IngwiePhoenix commented 8 years ago

I see what you are getting at. In fact, many people and modules seem to use a similar technique. For instance, WebPack 2 knows that Babel emits ES6 and does some more reading to do dead-code stripping - but it doesn't really pick up the AST. So, the concept is similar.

So you used TypeScript for the Type Checker?

iccir commented 8 years ago

Yep, generator.js will spit out TypeScript for the Type Checker. Note that this TypeScript doesn't actually work (don't run the output of tsc), it's just used to get warnings/type hints.

iccir commented 8 years ago

Another issue with the AST approach: JSHint integration relies on its input being a string, as JSHint uses it's own JS parser.

iccir commented 8 years ago

Modified strategy: 1) transformer.js is used for both the ES5 and TypeScript generation. 2) The output TypeScript AST will have a few non-ESTree-standard node types, for dealing with type annotations and casts. 3) The TypeScript AST will be handed into escodegen, which will output a JS string and a sourcemap. 4) We'll use this sourcemap to map errors from tsc back to the original line number.

IngwiePhoenix commented 8 years ago

Sounds solid to me. But have you taken ES6 into account, as in, how big will the efford be to change the ES5 handling to be ES6 capable? Otherwise there doesn't seem to be any problem.

iccir commented 8 years ago

The beauty of this (combined with procrastination) is that TypeScript/escodegen/ESTree/estraverse all handle ES6 now :)

IngwiePhoenix commented 8 years ago

Okay, that super-long name-chain convinced me ;) But hey, that’s quite the good news! Can’t wait to get started using OJ with ES6.

iccir commented 8 years ago

Sadly, escodegen with source maps enabled is incredibly slow (~2 seconds to generate our source bases, compared to ~200ms with 1.1's generator/modifier).
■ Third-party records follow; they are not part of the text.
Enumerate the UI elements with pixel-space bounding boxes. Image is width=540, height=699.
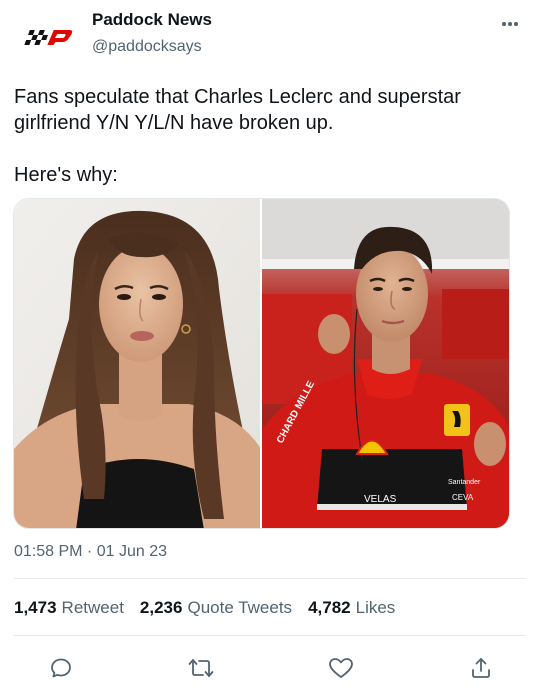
share-button[interactable] xyxy=(467,654,495,682)
heart-icon xyxy=(329,658,353,678)
sponsor-text: Santander xyxy=(448,479,481,486)
retweet-stat[interactable]: 1,473 Retweet xyxy=(14,597,124,619)
more-options-icon[interactable] xyxy=(498,14,522,34)
tweet-header: Paddock News @paddocksays xyxy=(0,0,540,70)
share-icon xyxy=(472,658,490,678)
tweet-stats: 1,473 Retweet 2,236 Quote Tweets 4,782 Like… xyxy=(14,597,411,619)
left-photo[interactable] xyxy=(14,199,260,528)
reply-button[interactable] xyxy=(47,654,75,682)
like-count: 4,782 xyxy=(308,598,351,617)
avatar[interactable] xyxy=(14,12,80,62)
woman-portrait-image xyxy=(14,199,260,528)
divider xyxy=(14,635,526,636)
retweet-icon xyxy=(188,659,214,677)
retweet-count: 1,473 xyxy=(14,598,57,617)
divider xyxy=(14,578,526,579)
tweet-timestamp[interactable]: 01:58 PM · 01 Jun 23 xyxy=(14,542,167,562)
like-button[interactable] xyxy=(327,654,355,682)
like-stat[interactable]: 4,782 Likes xyxy=(308,597,395,619)
sponsor-text: CEVA xyxy=(452,493,474,502)
racing-driver-image: CHARD MILLE VELAS Santander CEVA xyxy=(262,199,509,528)
retweet-label: Retweet xyxy=(61,598,124,617)
author-name[interactable]: Paddock News xyxy=(92,10,212,30)
author-handle[interactable]: @paddocksays xyxy=(92,37,202,57)
sponsor-text: VELAS xyxy=(364,494,397,505)
quote-label: Quote Tweets xyxy=(187,598,293,617)
tweet-actions xyxy=(0,652,540,684)
retweet-button[interactable] xyxy=(187,654,215,682)
paddock-logo-icon xyxy=(24,30,73,45)
like-label: Likes xyxy=(355,598,396,617)
right-photo[interactable]: CHARD MILLE VELAS Santander CEVA xyxy=(262,199,509,528)
comment-icon xyxy=(51,658,71,678)
tweet-media[interactable]: CHARD MILLE VELAS Santander CEVA xyxy=(13,198,510,529)
quote-count: 2,236 xyxy=(139,598,183,617)
tweet-text: Fans speculate that Charles Leclerc and … xyxy=(14,86,461,186)
quote-stat[interactable]: 2,236 Quote Tweets xyxy=(140,597,292,619)
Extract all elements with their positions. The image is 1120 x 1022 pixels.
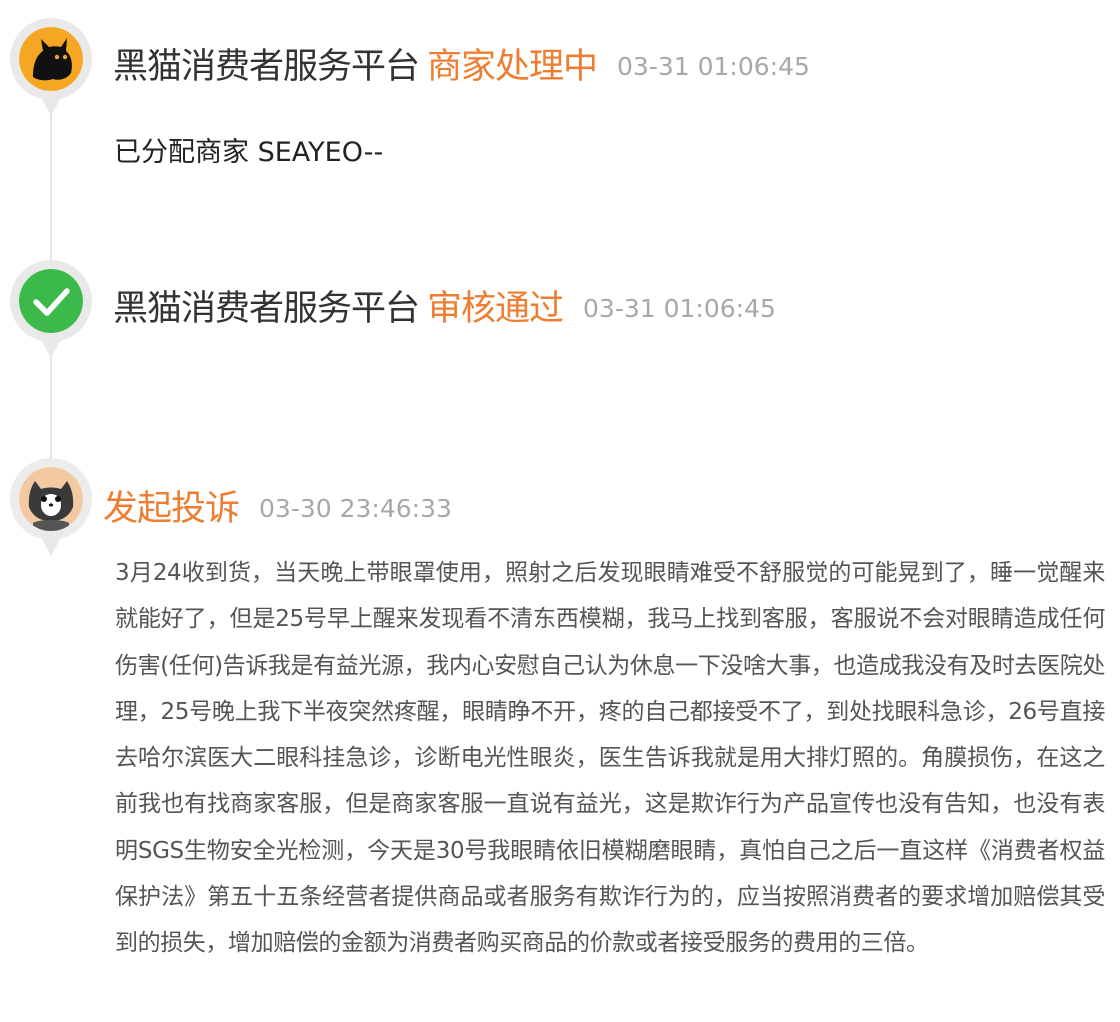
entry-header: 黑猫消费者服务平台 审核通过 03-31 01:06:45 [113, 280, 776, 331]
entry-header: 发起投诉 03-30 23:46:33 [103, 480, 452, 531]
timeline-pin [10, 458, 92, 558]
status-label: 商家处理中 [427, 47, 598, 87]
platform-name: 黑猫消费者服务平台 [113, 47, 420, 87]
platform-name: 黑猫消费者服务平台 [113, 289, 420, 329]
status-label: 审核通过 [427, 289, 564, 329]
complaint-content: 3月24收到货，当天晚上带眼罩使用，照射之后发现眼睛难受不舒服觉的可能晃到了，睡… [115, 560, 1105, 957]
check-circle-icon [19, 269, 83, 333]
timeline-pin [10, 260, 92, 360]
entry-header: 黑猫消费者服务平台 商家处理中 03-31 01:06:45 [113, 38, 810, 89]
entry-detail: 已分配商家 SEAYEO-- [114, 137, 384, 168]
timestamp: 03-31 01:06:45 [617, 52, 810, 81]
status-label: 发起投诉 [103, 489, 240, 529]
timestamp: 03-30 23:46:33 [259, 494, 452, 523]
timeline-pin [10, 18, 92, 118]
cat-user-avatar-icon [19, 467, 83, 531]
black-cat-logo-icon [19, 27, 83, 91]
timestamp: 03-31 01:06:45 [583, 294, 776, 323]
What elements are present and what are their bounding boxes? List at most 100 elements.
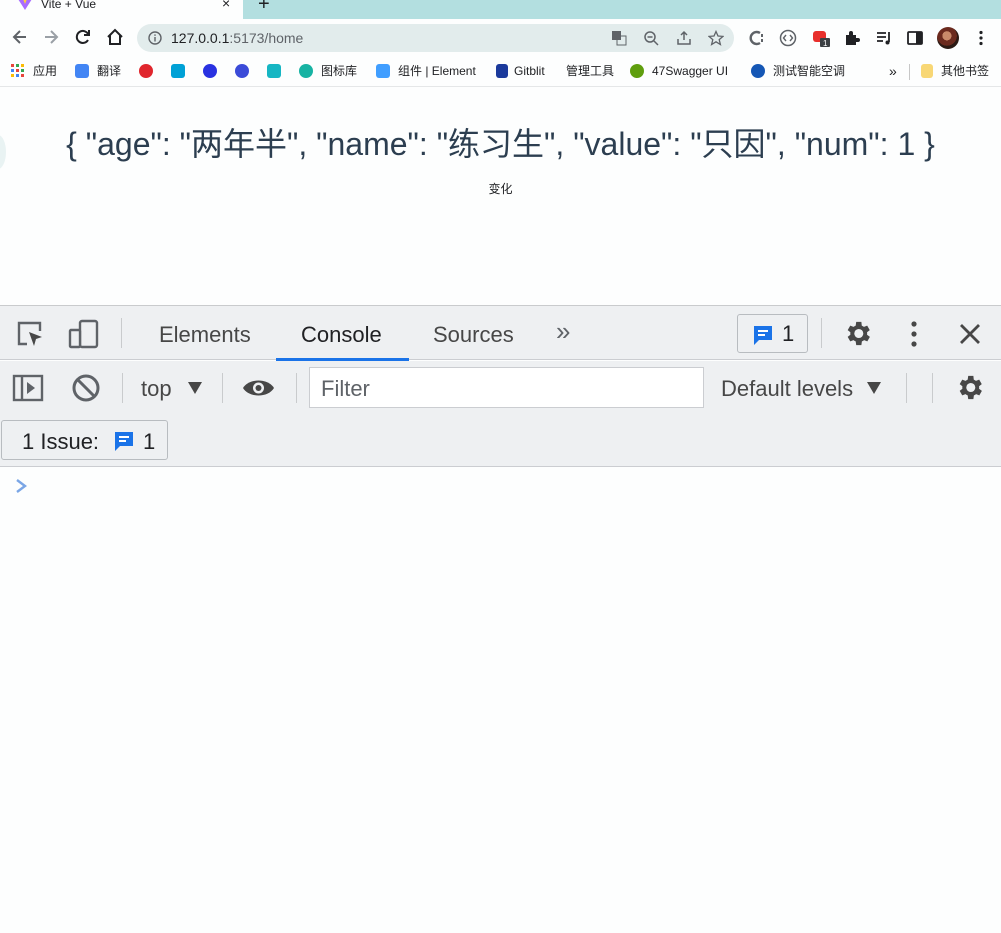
bookmark-search[interactable] (235, 63, 257, 79)
log-levels-dropdown[interactable]: Default levels (721, 376, 882, 402)
settings-gear-icon[interactable] (842, 318, 873, 349)
bookmark-aircon[interactable]: 测试智能空调 (751, 63, 845, 79)
tab-sources[interactable]: Sources (433, 322, 514, 348)
share-icon[interactable] (676, 30, 692, 46)
close-devtools-icon[interactable] (959, 323, 981, 345)
url-path: :5173/home (229, 30, 304, 46)
issues-count: 1 (782, 321, 795, 346)
forward-icon[interactable] (41, 27, 61, 47)
other-bookmarks-folder[interactable]: 其他书签 (921, 63, 989, 79)
folder-icon (921, 64, 933, 78)
live-expression-eye-icon[interactable] (242, 377, 275, 399)
bookmark-iconfont[interactable]: 图标库 (299, 63, 357, 79)
json-output: { "age": "两年半", "name": "练习生", "value": … (66, 126, 935, 162)
bookmarks-overflow-button[interactable]: » (889, 63, 897, 79)
context-selector[interactable]: top (141, 376, 202, 402)
address-bar[interactable]: 127.0.0.1:5173/home (137, 24, 734, 52)
site-info-icon[interactable] (148, 31, 162, 45)
extension-code-icon[interactable] (779, 29, 797, 47)
bookmark-translate[interactable]: 翻译 (75, 63, 121, 79)
translate-icon (75, 64, 89, 78)
toolbar-divider (821, 318, 822, 348)
url-text[interactable]: 127.0.0.1:5173/home (171, 31, 303, 45)
change-button[interactable]: 变化 (0, 180, 1001, 197)
bookmark-baidu[interactable] (203, 63, 225, 79)
search-q-icon (235, 64, 249, 78)
console-settings-gear-icon[interactable] (954, 372, 985, 403)
bookmark-label: Gitblit (514, 64, 545, 78)
levels-value: Default levels (721, 376, 854, 401)
clear-console-icon[interactable] (71, 373, 101, 403)
toolbar-divider (932, 373, 933, 403)
extension-c-icon[interactable] (748, 29, 766, 47)
media-list-icon[interactable] (875, 29, 893, 47)
vite-logo-icon (18, 0, 32, 10)
menu-kebab-icon[interactable] (972, 29, 990, 47)
browser-tab[interactable]: Vite + Vue × (0, 0, 243, 19)
bookmark-admin-tools[interactable]: 管理工具 (566, 63, 614, 79)
back-icon[interactable] (10, 27, 30, 47)
context-value: top (141, 376, 172, 401)
home-icon[interactable] (105, 27, 125, 47)
page-viewport: { "age": "两年半", "name": "练习生", "value": … (0, 86, 1001, 305)
translate-page-icon[interactable] (611, 30, 627, 46)
bookmark-g[interactable] (139, 63, 161, 79)
console-prompt-chevron-icon[interactable] (14, 477, 28, 495)
issues-label: 1 Issue: (22, 429, 100, 454)
bookmark-label: 管理工具 (566, 64, 615, 78)
side-panel-icon[interactable] (906, 29, 924, 47)
bookmark-swagger[interactable]: 47Swagger UI (630, 63, 728, 79)
more-tabs-button[interactable]: » (556, 318, 570, 344)
zoom-icon[interactable] (643, 30, 659, 46)
issues-chip-count: 1 (143, 429, 156, 454)
bookmark-label: 翻译 (97, 64, 122, 78)
bookmark-hex[interactable] (267, 63, 289, 79)
bookmark-bilibili[interactable] (171, 63, 193, 79)
bilibili-icon (171, 64, 185, 78)
sidebar-toggle-icon[interactable] (12, 374, 44, 402)
bookmark-apps[interactable]: 应用 (11, 63, 57, 79)
extension-badge-icon[interactable]: 1 (812, 29, 830, 47)
tab-console[interactable]: Console (301, 322, 382, 348)
device-toolbar-icon[interactable] (68, 319, 100, 349)
filter-input[interactable]: Filter (309, 367, 704, 408)
bookmarks-divider (909, 64, 910, 80)
toolbar-divider (222, 373, 223, 403)
reload-icon[interactable] (73, 27, 93, 47)
element-icon (376, 64, 390, 78)
toolbar-divider (906, 373, 907, 403)
browser-toolbar: 127.0.0.1:5173/home 1 (0, 19, 1001, 57)
bookmark-label: 47Swagger UI (652, 64, 729, 78)
issues-bar: 1 Issue: 1 (0, 415, 1001, 467)
leaf-icon (751, 64, 765, 78)
toolbar-divider (122, 373, 123, 403)
svg-text:1: 1 (823, 39, 828, 47)
new-tab-button[interactable]: + (258, 0, 270, 14)
issues-counter-button[interactable]: 1 (737, 314, 808, 353)
bookmarks-bar: 应用 翻译 图标库 组件 | Element Gitblit 管理工具 47Sw… (0, 57, 1001, 85)
bookmark-gitblit[interactable]: Gitblit (496, 63, 545, 79)
tab-title: Vite + Vue (41, 0, 97, 11)
filter-placeholder: Filter (321, 376, 370, 401)
toolbar-divider (296, 373, 297, 403)
baidu-paw-icon (203, 64, 217, 78)
profile-avatar[interactable] (937, 27, 959, 49)
console-output[interactable] (0, 468, 1001, 933)
tab-elements[interactable]: Elements (159, 322, 251, 348)
console-toolbar: top Filter Default levels (0, 361, 1001, 415)
apps-grid-icon (11, 64, 24, 77)
tab-close-button[interactable]: × (222, 0, 230, 10)
toolbar-divider (121, 318, 122, 348)
swagger-icon (630, 64, 644, 78)
issues-chip-button[interactable]: 1 Issue: 1 (1, 420, 168, 460)
bookmark-star-icon[interactable] (708, 30, 724, 46)
message-icon (115, 432, 133, 451)
chevron-down-icon (187, 382, 202, 394)
inspect-element-icon[interactable] (15, 319, 45, 349)
message-icon (754, 326, 772, 345)
bookmark-element[interactable]: 组件 | Element (376, 63, 476, 79)
more-options-kebab-icon[interactable] (906, 320, 922, 348)
extensions-puzzle-icon[interactable] (843, 29, 861, 47)
bookmark-label: 图标库 (321, 64, 358, 78)
devtools-panel: Elements Console Sources » 1 top Filter … (0, 305, 1001, 933)
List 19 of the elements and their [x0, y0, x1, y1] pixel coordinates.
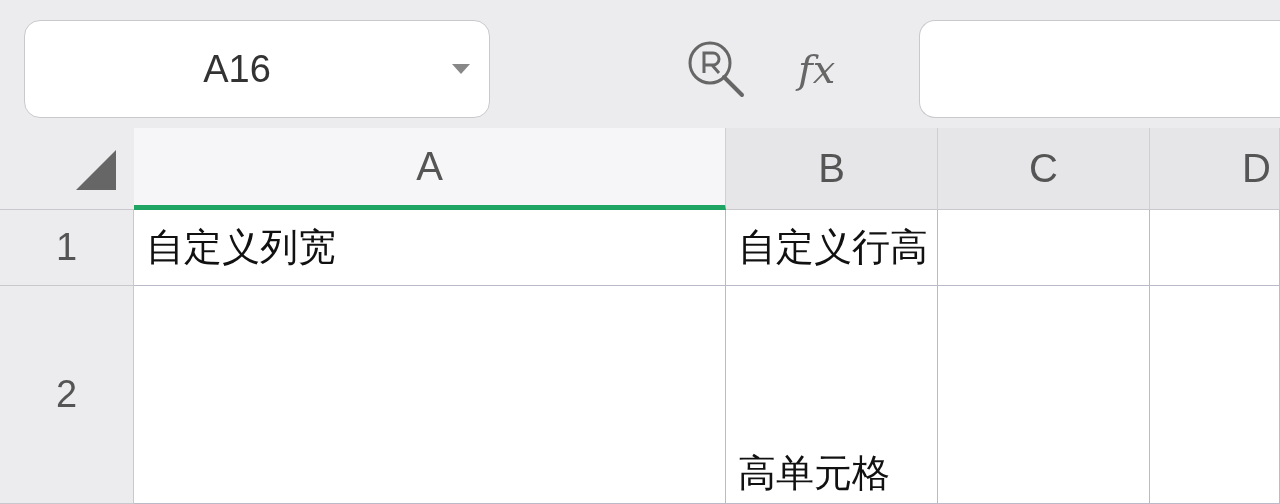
- column-header[interactable]: A: [134, 128, 726, 210]
- table-cell[interactable]: 自定义列宽: [134, 210, 726, 286]
- caret-icon[interactable]: [451, 63, 471, 75]
- table-cell[interactable]: [938, 286, 1150, 504]
- table-cell[interactable]: [134, 286, 726, 504]
- table-cell[interactable]: [1150, 286, 1280, 504]
- search-icon[interactable]: [686, 39, 746, 99]
- name-box[interactable]: A16: [24, 20, 490, 118]
- row-header[interactable]: 2: [0, 286, 134, 504]
- table-cell[interactable]: 自定义行高: [726, 210, 938, 286]
- formula-field[interactable]: [919, 20, 1280, 118]
- table-cell[interactable]: 高单元格: [726, 286, 938, 504]
- column-header[interactable]: C: [938, 128, 1150, 210]
- column-header[interactable]: B: [726, 128, 938, 210]
- row-header[interactable]: 1: [0, 210, 134, 286]
- table-cell[interactable]: [1150, 210, 1280, 286]
- table-cell[interactable]: [938, 210, 1150, 286]
- select-all-icon[interactable]: [76, 150, 116, 190]
- column-header[interactable]: D: [1150, 128, 1280, 210]
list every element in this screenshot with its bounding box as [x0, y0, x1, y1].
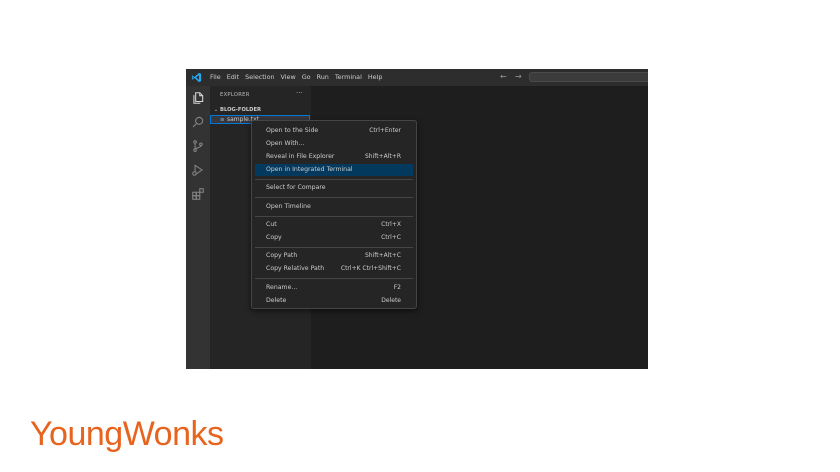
menu-go[interactable]: Go	[299, 69, 314, 86]
menu-item-shortcut: Ctrl+Enter	[369, 127, 401, 134]
menu-item-copy[interactable]: Copy Ctrl+C	[255, 232, 413, 244]
folder-name: BLOG-FOLDER	[220, 106, 261, 113]
context-menu: Open to the Side Ctrl+Enter Open With...…	[251, 120, 417, 309]
menu-edit[interactable]: Edit	[224, 69, 242, 86]
arrow-left-icon[interactable]: ←	[500, 72, 507, 82]
menu-item-reveal-in-explorer[interactable]: Reveal in File Explorer Shift+Alt+R	[255, 151, 413, 163]
menu-item-label: Open in Integrated Terminal	[266, 166, 353, 173]
title-bar: File Edit Selection View Go Run Terminal…	[186, 69, 648, 86]
arrow-right-icon[interactable]: →	[515, 72, 522, 82]
menu-file[interactable]: File	[207, 69, 224, 86]
menu-run[interactable]: Run	[314, 69, 332, 86]
folder-header[interactable]: ⌄ BLOG-FOLDER	[212, 105, 311, 114]
menu-item-label: Open Timeline	[266, 203, 311, 210]
menu-item-open-in-terminal[interactable]: Open in Integrated Terminal	[255, 164, 413, 176]
text-file-icon: ≡	[220, 116, 225, 123]
explorer-title: EXPLORER	[220, 92, 250, 98]
menu-separator	[255, 278, 413, 279]
files-icon[interactable]	[191, 91, 205, 105]
menu-item-copy-path[interactable]: Copy Path Shift+Alt+C	[255, 250, 413, 262]
command-center-search[interactable]	[529, 72, 648, 82]
extensions-icon[interactable]	[191, 187, 205, 201]
menu-item-label: Delete	[266, 297, 287, 304]
menu-item-cut[interactable]: Cut Ctrl+X	[255, 219, 413, 231]
menu-item-label: Rename...	[266, 284, 298, 291]
menu-item-label: Copy Path	[266, 252, 298, 259]
menu-terminal[interactable]: Terminal	[332, 69, 365, 86]
search-icon[interactable]	[191, 115, 205, 129]
menu-item-label: Copy Relative Path	[266, 265, 325, 272]
menu-item-label: Copy	[266, 234, 282, 241]
more-actions-icon[interactable]: ···	[296, 89, 303, 97]
menu-separator	[255, 216, 413, 217]
menu-item-label: Open With...	[266, 140, 305, 147]
menu-item-open-timeline[interactable]: Open Timeline	[255, 201, 413, 213]
menu-item-shortcut: Delete	[381, 297, 401, 304]
run-debug-icon[interactable]	[191, 163, 205, 177]
menu-item-label: Cut	[266, 221, 277, 228]
chevron-down-icon: ⌄	[213, 106, 219, 113]
menu-item-label: Open to the Side	[266, 127, 319, 134]
menu-item-shortcut: Shift+Alt+R	[365, 153, 401, 160]
menu-view[interactable]: View	[278, 69, 299, 86]
menu-separator	[255, 197, 413, 198]
menu-item-shortcut: Ctrl+X	[381, 221, 401, 228]
menu-item-label: Select for Compare	[266, 184, 326, 191]
menu-item-copy-relative-path[interactable]: Copy Relative Path Ctrl+K Ctrl+Shift+C	[255, 263, 413, 275]
menu-item-shortcut: F2	[393, 284, 401, 291]
menu-item-open-with[interactable]: Open With...	[255, 138, 413, 150]
menu-item-rename[interactable]: Rename... F2	[255, 282, 413, 294]
vscode-logo-icon	[191, 72, 202, 83]
menu-help[interactable]: Help	[365, 69, 386, 86]
menu-item-select-for-compare[interactable]: Select for Compare	[255, 182, 413, 194]
menu-item-shortcut: Ctrl+C	[381, 234, 401, 241]
menu-item-shortcut: Ctrl+K Ctrl+Shift+C	[340, 265, 401, 272]
menu-bar: File Edit Selection View Go Run Terminal…	[207, 69, 385, 86]
menu-selection[interactable]: Selection	[242, 69, 277, 86]
menu-item-open-to-side[interactable]: Open to the Side Ctrl+Enter	[255, 125, 413, 137]
youngwonks-logo: YoungWonks	[30, 415, 224, 453]
menu-item-label: Reveal in File Explorer	[266, 153, 335, 160]
menu-item-shortcut: Shift+Alt+C	[364, 252, 401, 259]
menu-item-delete[interactable]: Delete Delete	[255, 295, 413, 307]
menu-separator	[255, 179, 413, 180]
menu-separator	[255, 247, 413, 248]
source-control-icon[interactable]	[191, 139, 205, 153]
activity-bar	[186, 86, 210, 369]
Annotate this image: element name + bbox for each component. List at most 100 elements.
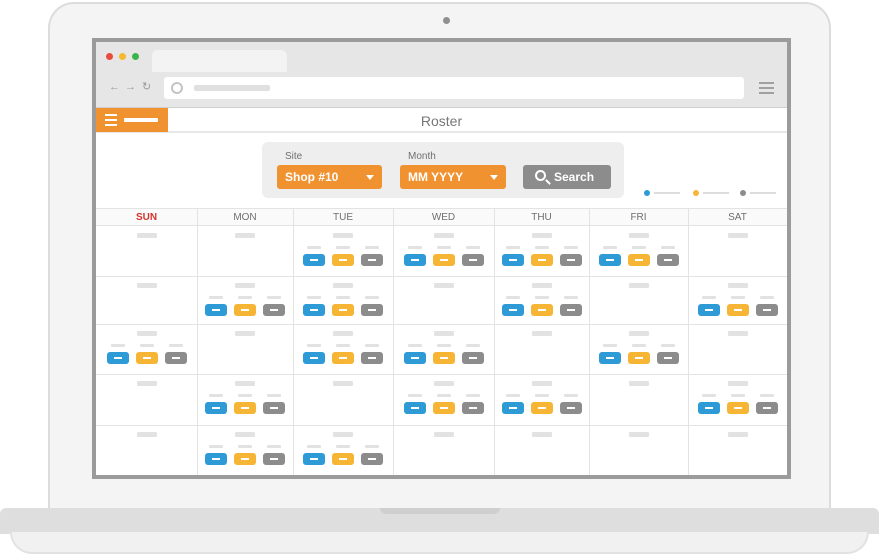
- minimize-window-icon[interactable]: [119, 53, 126, 60]
- calendar-day-cell[interactable]: [589, 276, 688, 324]
- calendar-day-cell[interactable]: [589, 425, 688, 475]
- shift-label-placeholder: [759, 296, 774, 299]
- calendar-day-cell[interactable]: [197, 374, 293, 425]
- day-number-placeholder: [727, 233, 748, 238]
- shift-label-placeholder: [407, 344, 422, 347]
- day-number-placeholder: [628, 432, 649, 437]
- calendar-day-cell[interactable]: [96, 324, 197, 374]
- shift-label-placeholder: [407, 246, 422, 249]
- calendar-day-cell[interactable]: [688, 324, 787, 374]
- shift-label-placeholder: [209, 296, 223, 299]
- calendar-day-cell[interactable]: [293, 276, 393, 324]
- calendar-day-cell[interactable]: [393, 374, 494, 425]
- day-header-sat: SAT: [688, 208, 787, 226]
- shift-label-placeholder: [631, 246, 646, 249]
- gray-dot-icon: [740, 190, 746, 196]
- reload-icon[interactable]: ↻: [142, 82, 151, 93]
- calendar-day-cell[interactable]: [494, 324, 589, 374]
- back-arrow-icon[interactable]: ←: [109, 82, 120, 93]
- shift-pill: [234, 402, 256, 414]
- month-select-value: MM YYYY: [408, 170, 464, 184]
- shift-label-placeholder: [209, 394, 223, 397]
- shift-pill: [303, 254, 325, 266]
- shift-label-placeholder: [238, 394, 252, 397]
- calendar-day-cell[interactable]: [96, 226, 197, 276]
- search-button[interactable]: Search: [523, 165, 611, 189]
- shift-label-placeholder: [631, 344, 646, 347]
- day-number-placeholder: [433, 331, 454, 336]
- day-number-placeholder: [136, 381, 157, 386]
- calendar-day-cell[interactable]: [688, 276, 787, 324]
- calendar-day-cell[interactable]: [688, 374, 787, 425]
- day-number-placeholder: [235, 283, 255, 288]
- shift-label-placeholder: [307, 344, 321, 347]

That's going to be a deal-breaker for us (at least for now).

The problem may be with source-map rather than escodegen (or specifically, escodegen's approach of wrapping the Array IR with source-map's SourceNode and then having source-map generate the string). I should recheck this once escodegen implements their Dumper (https://github.com/estools/escodegen/issues/214).

iccir commented 8 years ago

(Note: this shouldn't prevent you from using ES6 with OJ. Using the AST vs. using the modifier/compiler has always been about avoiding additional parse/generate steps. Right now you can still use ES6 in the 2.0-wip branch, and you can also pass the result to Babel to transpile back to ES5).

IngwiePhoenix commented 8 years ago

I see. Well, I'd rather wait for a stable 2.0 release so I can update my oj-loader or the extended version, OhSoJuicy with ES6 support.

But I will get to test oj-2.0-alpha soon to see how it'll go. :)

iccir commented 8 years ago

Without this, I can't think of any reason why I would need to bump semver major. So the next release will probably be 1.2 (with Esprima 2.7 et al.)

IngwiePhoenix commented 8 years ago

That works for me. :) Ill I wish is to just make sure that when I update my modules with the new support, that I don't run into too many bugs :)

iccir commented 6 years ago

I've been pondering this issue again recently. There have been speed improvements to the source-map project. We could also use babel-generator rather than escodegen.

However, one glaring issue is that oj has to output Typescript in addition to JS. The current string-based solution of Modifier.js allows us to easily do this.